In the reformy mind, we must do something -- anything -- right now to challenge the "status quo," which has clearly held our children back for so long.

It doesn't matter how many failed, corrupt charter schools there may be, or how the segregative effects of charter proliferation may be harming children enrolled in pubic schools. All that matters is that some children get higher test scores than we would predict at some charters (even if the explanations are likely found outside reformy data analysis). All other consequences be damned.

It doesn't matter that vouchers may drain necessary funds from public schools, likely subsidizing children who would have gone to private schools anyway. It doesn't matter that test-based teacher evaluations may narrow the curriculum and demoralize the teaching corps. It doesn't matter that merit pay, when put in actual practice, turns out to be a sham. It doesn't matter that eliminating tenure will be expensive. It doesn't matter that expanded testing is likely a waste of money, telling us nothing useful.

All that matters is that we do something -- anything. Full speed ahead, even if our course is completely wrong.

My reformy friends: the burden of proof is on you. Even if I and my fellow skeptics were for maintaining the "status quo" -- which we're not -- it would still be up to you to make an affirmative case for the stuff you want to do.

So do that, and stop wasting our time demanding proof of things that can't be proved.


Robert D. Skeels * rdsathene said...

Duke, I'm in awe of this post.

Duke said...

Appreciate that, Robert.

Benjamin Morse said...

The reformy movement is a non-sequitur. Supposed to be data driven yet they have no data.

edlharris said...

Dear JJ,
Did you see this:

Black And Hispanic Students Are Making Meaningful Gains, But It’s Hard To Tell


Political leaders are fond of saying the United States is in an education crisis.

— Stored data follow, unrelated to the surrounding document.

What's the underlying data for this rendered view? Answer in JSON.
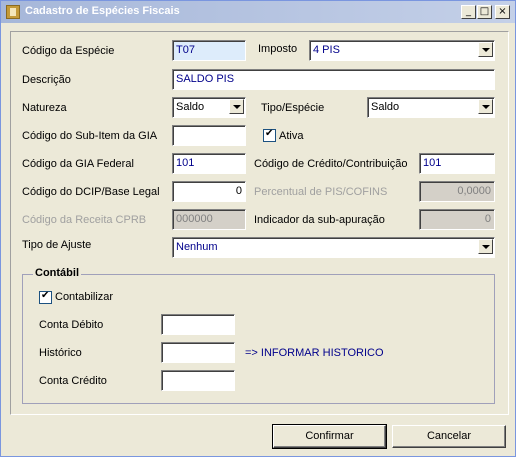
{
  "window": {
    "title": "Cadastro de Espécies Fiscais",
    "controls": [
      "_",
      "□",
      "×"
    ]
  },
  "form": {
    "codigo_especie_label": "Código da Espécie",
    "codigo_especie_value": "T07",
    "imposto_label": "Imposto",
    "imposto_value": "4 PIS",
    "descricao_label": "Descrição",
    "descricao_value": "SALDO PIS",
    "natureza_label": "Natureza",
    "natureza_value": "Saldo",
    "tipo_especie_label": "Tipo/Espécie",
    "tipo_especie_value": "Saldo",
    "subitem_gia_label": "Código do Sub-Item da GIA",
    "subitem_gia_value": "",
    "ativa_label": "Ativa",
    "gia_federal_label": "Código da GIA Federal",
    "gia_federal_value": "101",
    "credito_contrib_label": "Código de Crédito/Contribuição",
    "credito_contrib_value": "101",
    "dcip_label": "Código do DCIP/Base Legal",
    "dcip_value": "0",
    "percentual_label": "Percentual de PIS/COFINS",
    "percentual_value": "0,0000",
    "receita_cprb_label": "Código da Receita CPRB",
    "receita_cprb_value": "000000",
    "indicador_label": "Indicador da sub-apuração",
    "indicador_value": "0",
    "tipo_ajuste_label": "Tipo de Ajuste",
    "tipo_ajuste_value": "Nenhum"
  },
  "contabil": {
    "title": "Contábil",
    "contabilizar_label": "Contabilizar",
    "conta_debito_label": "Conta Débito",
    "conta_debito_value": "",
    "historico_label": "Histórico",
    "historico_value": "",
    "historico_hint": "=> INFORMAR HISTORICO",
    "conta_credito_label": "Conta Crédito",
    "conta_credito_value": ""
  },
  "buttons": {
    "confirmar": "Confirmar",
    "cancelar": "Cancelar"
  }
}
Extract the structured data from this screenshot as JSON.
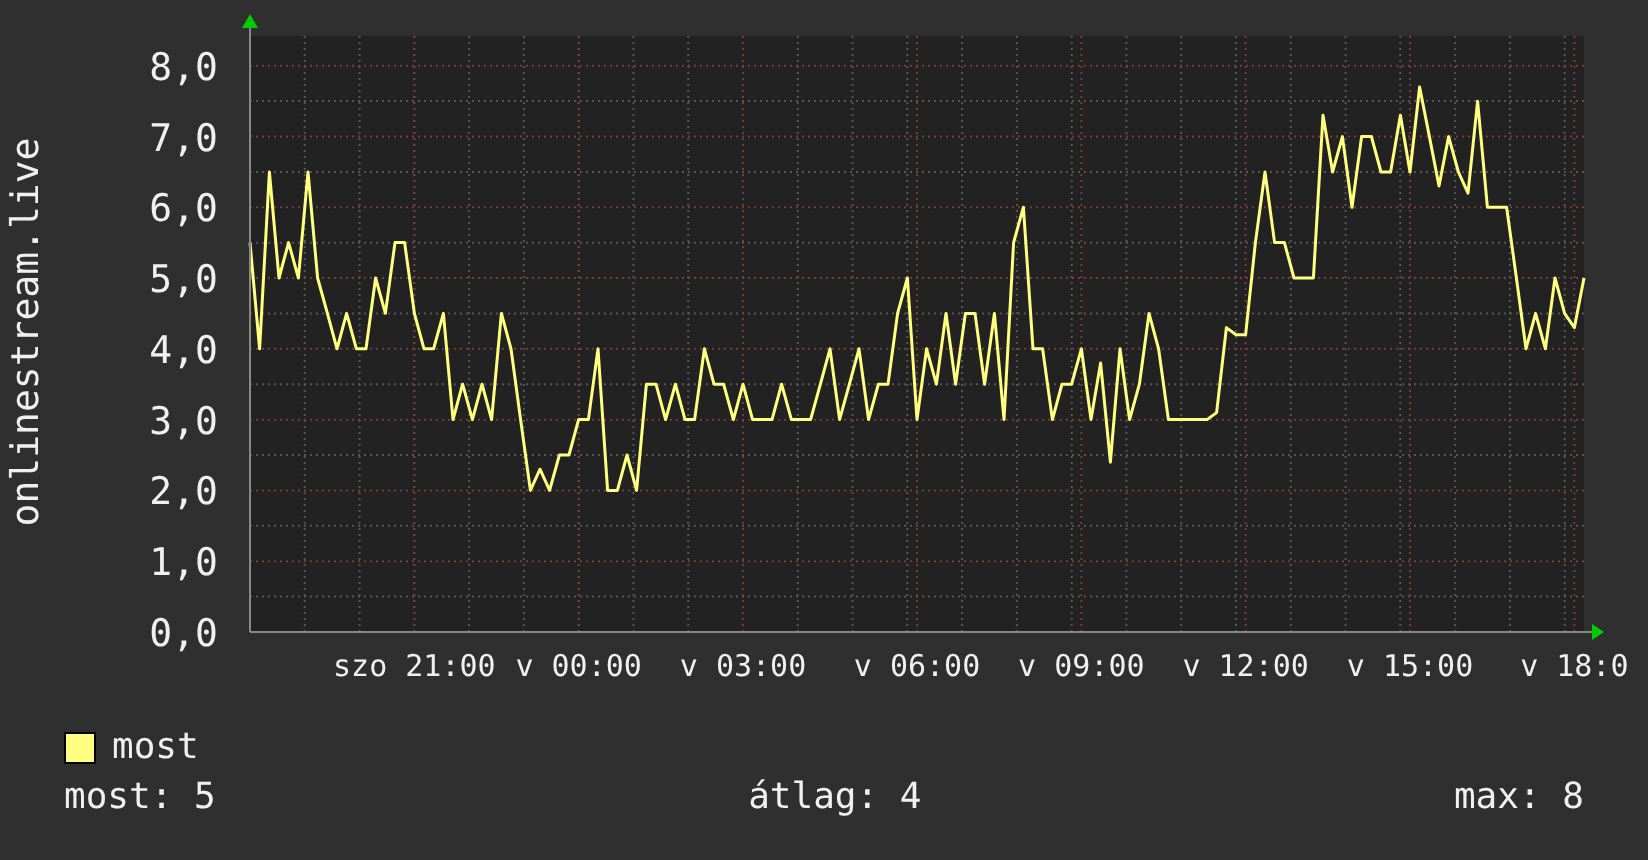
{
  "chart": {
    "chart_data": {
      "type": "line",
      "ylabel": "onlinestream.live",
      "grid": true,
      "ylim": [
        0,
        8.42
      ],
      "categories": [
        null,
        null,
        null,
        null,
        null,
        null,
        null,
        null,
        null,
        null,
        null,
        null,
        null,
        null,
        null,
        null,
        null,
        "szo 21:00",
        null,
        null,
        null,
        null,
        null,
        null,
        null,
        null,
        null,
        null,
        null,
        null,
        null,
        null,
        null,
        null,
        "v 00:00",
        null,
        null,
        null,
        null,
        null,
        null,
        null,
        null,
        null,
        null,
        null,
        null,
        null,
        null,
        null,
        null,
        "v 03:00",
        null,
        null,
        null,
        null,
        null,
        null,
        null,
        null,
        null,
        null,
        null,
        null,
        null,
        null,
        null,
        null,
        null,
        "v 06:00",
        null,
        null,
        null,
        null,
        null,
        null,
        null,
        null,
        null,
        null,
        null,
        null,
        null,
        null,
        null,
        null,
        "v 09:00",
        null,
        null,
        null,
        null,
        null,
        null,
        null,
        null,
        null,
        null,
        null,
        null,
        null,
        null,
        null,
        null,
        "v 12:00",
        null,
        null,
        null,
        null,
        null,
        null,
        null,
        null,
        null,
        null,
        null,
        null,
        null,
        null,
        null,
        null,
        "v 15:00",
        null,
        null,
        null,
        null,
        null,
        null,
        null,
        null,
        null,
        null,
        null,
        null,
        null,
        null,
        null,
        null,
        "v 18:0",
        null
      ],
      "yticks": [
        {
          "value": 0,
          "label": "0,0"
        },
        {
          "value": 1,
          "label": "1,0"
        },
        {
          "value": 2,
          "label": "2,0"
        },
        {
          "value": 3,
          "label": "3,0"
        },
        {
          "value": 4,
          "label": "4,0"
        },
        {
          "value": 5,
          "label": "5,0"
        },
        {
          "value": 6,
          "label": "6,0"
        },
        {
          "value": 7,
          "label": "7,0"
        },
        {
          "value": 8,
          "label": "8,0"
        }
      ],
      "series": [
        {
          "name": "most",
          "color": "#ffff80",
          "values": [
            5.5,
            4,
            6.5,
            5,
            5.5,
            5,
            6.5,
            5,
            4.5,
            4,
            4.5,
            4,
            4,
            5,
            4.5,
            5.5,
            5.5,
            4.5,
            4,
            4,
            4.5,
            3,
            3.5,
            3,
            3.5,
            3,
            4.5,
            4,
            3,
            2,
            2.3,
            2,
            2.5,
            2.5,
            3,
            3,
            4,
            2,
            2,
            2.5,
            2,
            3.5,
            3.5,
            3,
            3.5,
            3,
            3,
            4,
            3.5,
            3.5,
            3,
            3.5,
            3,
            3,
            3,
            3.5,
            3,
            3,
            3,
            3.5,
            4,
            3,
            3.5,
            4,
            3,
            3.5,
            3.5,
            4.5,
            5,
            3,
            4,
            3.5,
            4.5,
            3.5,
            4.5,
            4.5,
            3.5,
            4.5,
            3,
            5.5,
            6,
            4,
            4,
            3,
            3.5,
            3.5,
            4,
            3,
            3.8,
            2.4,
            4,
            3,
            3.5,
            4.5,
            4,
            3,
            3,
            3,
            3,
            3,
            3.1,
            4.3,
            4.2,
            4.2,
            5.5,
            6.5,
            5.5,
            5.5,
            5,
            5,
            5,
            7.3,
            6.5,
            7,
            6,
            7,
            7,
            6.5,
            6.5,
            7.3,
            6.5,
            7.7,
            7,
            6.3,
            7,
            6.5,
            6.2,
            7.5,
            6,
            6,
            6,
            5,
            4,
            4.5,
            4,
            5,
            4.5,
            4.3,
            5
          ]
        }
      ]
    }
  },
  "legend": {
    "stats": [
      "most: 5",
      "átlag: 4",
      "max: 8"
    ]
  }
}
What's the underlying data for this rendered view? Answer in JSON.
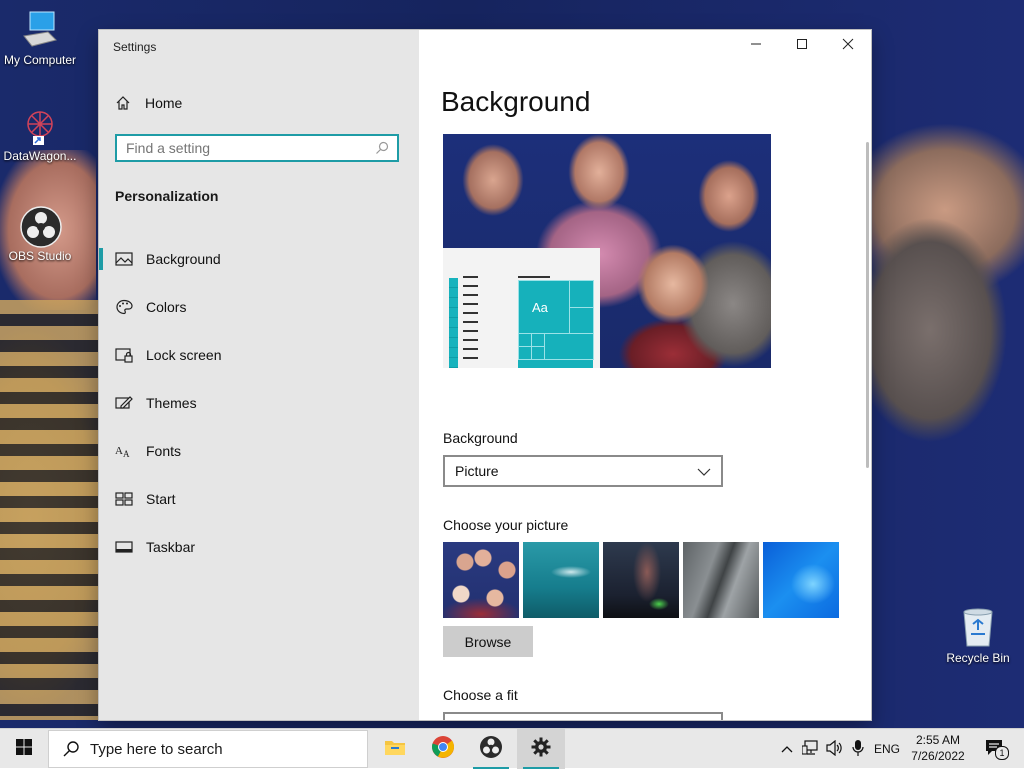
{
  "desktop": {
    "icons": [
      {
        "label": "My Computer"
      },
      {
        "label": "DataWagon..."
      },
      {
        "label": "OBS Studio"
      }
    ],
    "recycle_bin": "Recycle Bin"
  },
  "window": {
    "title": "Settings",
    "nav": {
      "home": "Home",
      "search_placeholder": "Find a setting",
      "section": "Personalization",
      "items": [
        {
          "label": "Background",
          "icon": "picture-icon",
          "active": true
        },
        {
          "label": "Colors",
          "icon": "palette-icon"
        },
        {
          "label": "Lock screen",
          "icon": "lock-screen-icon"
        },
        {
          "label": "Themes",
          "icon": "themes-icon"
        },
        {
          "label": "Fonts",
          "icon": "fonts-icon"
        },
        {
          "label": "Start",
          "icon": "start-icon"
        },
        {
          "label": "Taskbar",
          "icon": "taskbar-icon"
        }
      ]
    },
    "content": {
      "title": "Background",
      "preview_sample_text": "Aa",
      "background_label": "Background",
      "background_value": "Picture",
      "choose_picture_label": "Choose your picture",
      "browse_label": "Browse",
      "choose_fit_label": "Choose a fit"
    },
    "accent_color": "#1e9ca6"
  },
  "taskbar": {
    "search_placeholder": "Type here to search",
    "apps": [
      "file-explorer-icon",
      "chrome-icon",
      "obs-icon",
      "settings-icon"
    ],
    "language": "ENG",
    "time": "2:55 AM",
    "date": "7/26/2022",
    "notification_count": "1"
  }
}
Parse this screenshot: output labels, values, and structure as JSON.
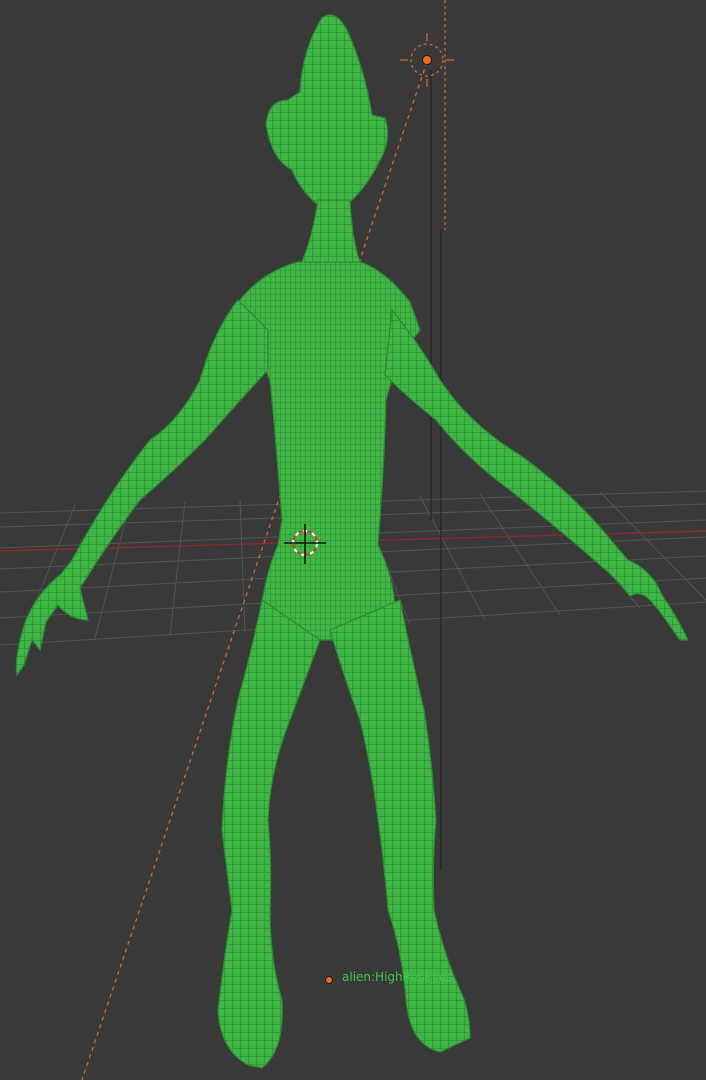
{
  "viewport": {
    "object_label": "alien:HighResEyes",
    "colors": {
      "background": "#393939",
      "grid": "#525252",
      "x_axis": "#8a2b2b",
      "wire": "#35b03f",
      "wire_line": "#2c8734",
      "light": "#f06a1e",
      "label_text": "#3ec74a"
    }
  },
  "icons": {
    "light": "sun-lamp-icon",
    "cursor": "3d-cursor-icon",
    "origin": "object-origin-icon"
  }
}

The U.S. is often shown to be losing ground internationally. We revisit a Sputnik moment every time international test scores are released, and some of the Sturm und Drang over our decline is a response to America’s middling ranking among other wealthy countries. However, the U.S. has historically underperformed on such cross-national comparisons. We came in 11 out of 12 on the first international assessment of math in 1964, for instance.

“People like the simple story,” said Jack Buckley, the head of research at the College Board, who previously led the U.S. Department of Education’s research arm. “And the simple story is we’re treading water while the others are pushing ahead of us. I think [that] is the narrative of the times.”

But the truth is more complicated than the image of a U.S. education system stuck in the mire. And by one important measure, the nation’s students have been improving at a steady pace for decades.


Dave Eckstrom said...

I think many reformers are perfectly aware that their efforts only serve to segregate students and subsidize the tuitions of students who were going to go to private school anyway. Their purpose was never to improve outcomes for all children or even most children. It was merely to pry funding away from the public system for various reasons.

When my kids were young, we were part of a charter "school" for home-schooling families. We were unschooling our kids and were the only family there that weren't fundamentalist christians. Before they were on to us, the founding families were very open about this. They wanted 3 things: (1) An environment for their kids that was "pure" (i.e. away from kids whose families had different values) (2) As much as possible, reclaiming the tax money they felt was "taken" from them by the government and (3) A legal way for their kids to play varsity sports.

When we started asking questions, they started using the talking points you outline above, but no one there had any interest in better educational options for kids. They just wanted the taxpayers to subsidize their choices.